Maggie Taylor
A World of Her Own, archival inkjet print, dimensions variable, 2018
Before Breakfast, archival inkjet print, dimensions variable, 2017
Dream Pool, archival inkjet print, dimensions variable, 2018
Later, archival inkjet print, dimensions variable, 2017
Ship of Fools, archival inkjet print, dimensions variable, 2018
Teetotum, archival inkjet print, dimensions variable, 2017
The Toast of Last Night, archival inkjet print, dimensions variable, 2018
Through the Looking-Glass, archival inkjet print, dimensions variable, 2017
Artist Statement
Since 1997, I have created all of my images with the use of computers, flatbed scanners, and small digital cameras. I see the scanner as a type of light-sensitive device that is not much different than a digital camera. My initial digital explorations actually led me to use the scanner in place of the digital camera because of cost and expediency. But in the long run, I have been visually enchanted by the strange, glowing images that I am able to capture with these scanned slices of time. In addition to incorporating small objects that appeared in my earlier photographs, I also have begun to include many 19th Century photographs. Scans of daguerreotypes and tintypes I find on the internet and in antiques shops have become my cast of characters and have helped to shape my sense of pictorial space.

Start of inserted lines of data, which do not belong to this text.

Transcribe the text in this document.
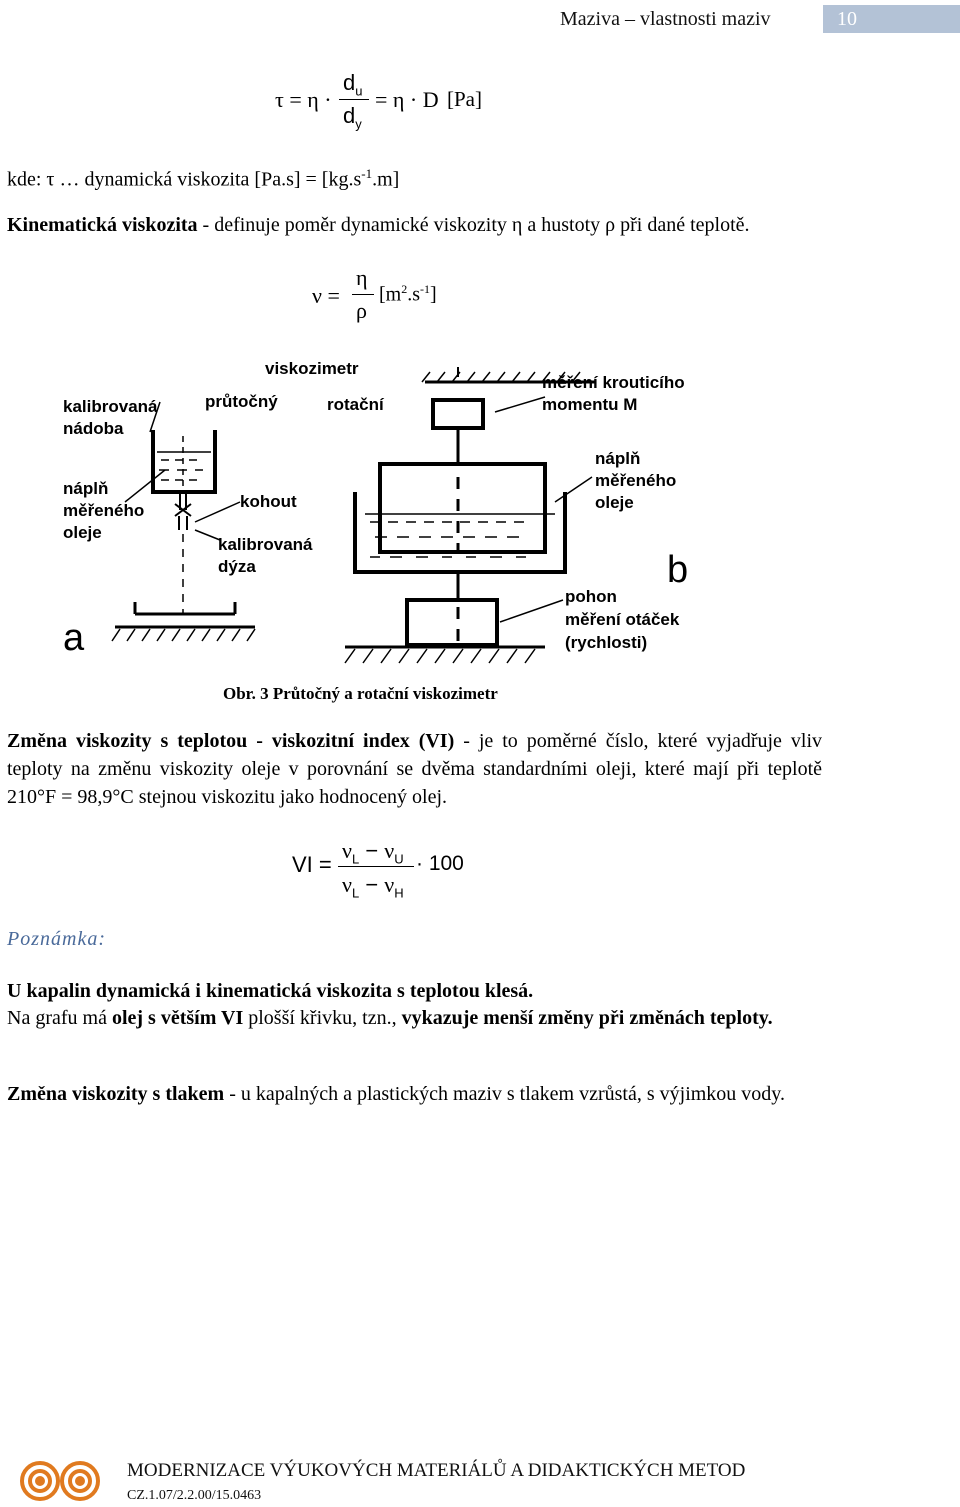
Maziva – vlastnosti maziv	10
τ = η ·
$d_u$
$d_y$
= η · D [Pa]
kde: τ … dynamická viskozita $[Pa.s] = [kg.s^{-1}.m]$
Kinematická viskozita - definuje poměr dynamické viskozity η a hustoty ρ při dané teplotě.
ν =
η
ρ
$[m^2.s^{-1}]$
viskozimetr
průtočný	rotační
kalibrovaná
nádoba
náplň
měřeného
oleje
kohout
kalibrovaná
dýza
měření krouticího
momentu M
náplň
měřeného
oleje
pohon
měření otáček
(rychlosti)
a
b
Obr. 3 Průtočný a rotační viskozimetr
Změna viskozity s teplotou - viskozitní index (VI) - je to poměrné číslo, které vyjadřuje vliv teploty na změnu viskozity oleje v porovnání se dvěma standardními oleji, které mají při teplotě 210°F = 98,9°C stejnou viskozitu jako hodnocený olej.
VI =
$\nu_L - \nu_U$
$\nu_L - \nu_H$
· 100
Poznámka:
U kapalin dynamická i kinematická viskozita s teplotou klesá.
Na grafu má olej s větším VI plošší křivku, tzn., vykazuje menší změny při změnách teploty.
Změna viskozity s tlakem - u kapalných a plastických maziv s tlakem vzrůstá, s výjimkou vody.
MODERNIZACE VÝUKOVÝCH MATERIÁLŮ A DIDAKTICKÝCH METOD
CZ.1.07/2.2.00/15.0463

I usually begin working with either an old photograph or a small object that I find intriguing. After a simple scan and some retouching, I start to play with a variety of options for the image, hardly ever beginning with a well-defined idea of what I want the finished image to contain. Sometimes an object from one image does not fit, so I try it in another image and . . . voila! It helps me to work with a small group of three-to-four images around the same time. Keeping an open mind and retaining all the layers in the image, I can recombine and alter the content, color, and feel of an image over and over again until I am happy with it. Many times I use a small camera to quickly capture a cloud, a swath of grass, or a larger object. Running back inside to my computer, I can isolate the element and add it to my composition.
I make all of my own inkjet prints in my studio. Viewing the image on the screen, with all of its color and vibrancy, is very seductive. Then comes the task of trying to get the print to match as closely as possible. After a few weeks (well, sometimes a month or two), I make a test print of the image on my Epson inkjet printer. This print usually looks terrible and requires more work, both on color and content. I go through quite a lot of paper-making final adjustments, moving a hand here or there, adding a string or a shadow, changing the contrast of a cloud, and so on.
About the Artist
Maggie Taylor lives amid the Spanish moss and live oaks at the edge of a small swamp on the outskirts of Gainesville, Florida. She was born in Cleveland, Ohio, in 1961, and moved to Florida at the age of 11. She spent her childhood watching countless hours of situation comedies and science fiction on television; later, she received a philosophy degree from Yale University and, a little later, a master’s degree in photography from the University of Florida.
Maggie Taylor has exhibited her digital composites widely, in solo and two-person shows as well as group exhibitions at galleries and museums across the United States and abroad. In 2018, she exhibited at Littlejohn Contemporary, New York, New York; Bennett Galleries, Knoxville, Tennessee; Catherine Couturier Gallery, Houston, Texas; and Blanca Berlin Galeria, Madrid, Spain.
Among the many museums that have collected Maggie Taylor’s work are The Center for Creative Photography, Tucson, Arizona; The George Eastman House, Rochester, New York; Harn Museum of Art, Gainesville, Florida; Harry Ransom Center at the University of Texas at Austin; The High Museum, Atlanta, Georgia; Museum of Fine Arts, Houston, Texas; Ogden Museum of Southern Art, New Orleans, Louisiana; The Art Museum, Princeton University, Princeton, New Jersey; The Cleveland Museum of Art, Cleveland, Ohio; The Fogg Art Museum, Harvard University, Cambridge, Massachusetts; The Nelson-Atkins Museum of Art, Kansas City, Missouri; and The Santa Barbara Museum of Art, Santa Barbara, California.
A two-time finalist for the New Orleans Photo Alliance’s Clarence John Laughlin Award, Maggie Taylor won the 2004 Santa Fe Center for Photography Project Competition. She also has received a State of Florida Individual Artist’s Grant and a grant from The Ultimate Eye Foundation.
Maggie Taylor’ work is featured in Maggie Taylor’s Landscape of Dreams (Adobe Photoshop Master Class Series), Peachpit Press, Berkeley, 2005; Solutions Beginning with A, Modernbook Editions, Palo Alto, 2007; Alice’s Adventures in Wonderland by Lewis Carroll, Modernbook Editions, 2008; Album, Edizioni Siz, Verona, Italy, 2009; No Ordinary Days, University Press of Florida, 2013; and Through the Looking-Glass, Moth House Press, Gainesville, Florida, 2018.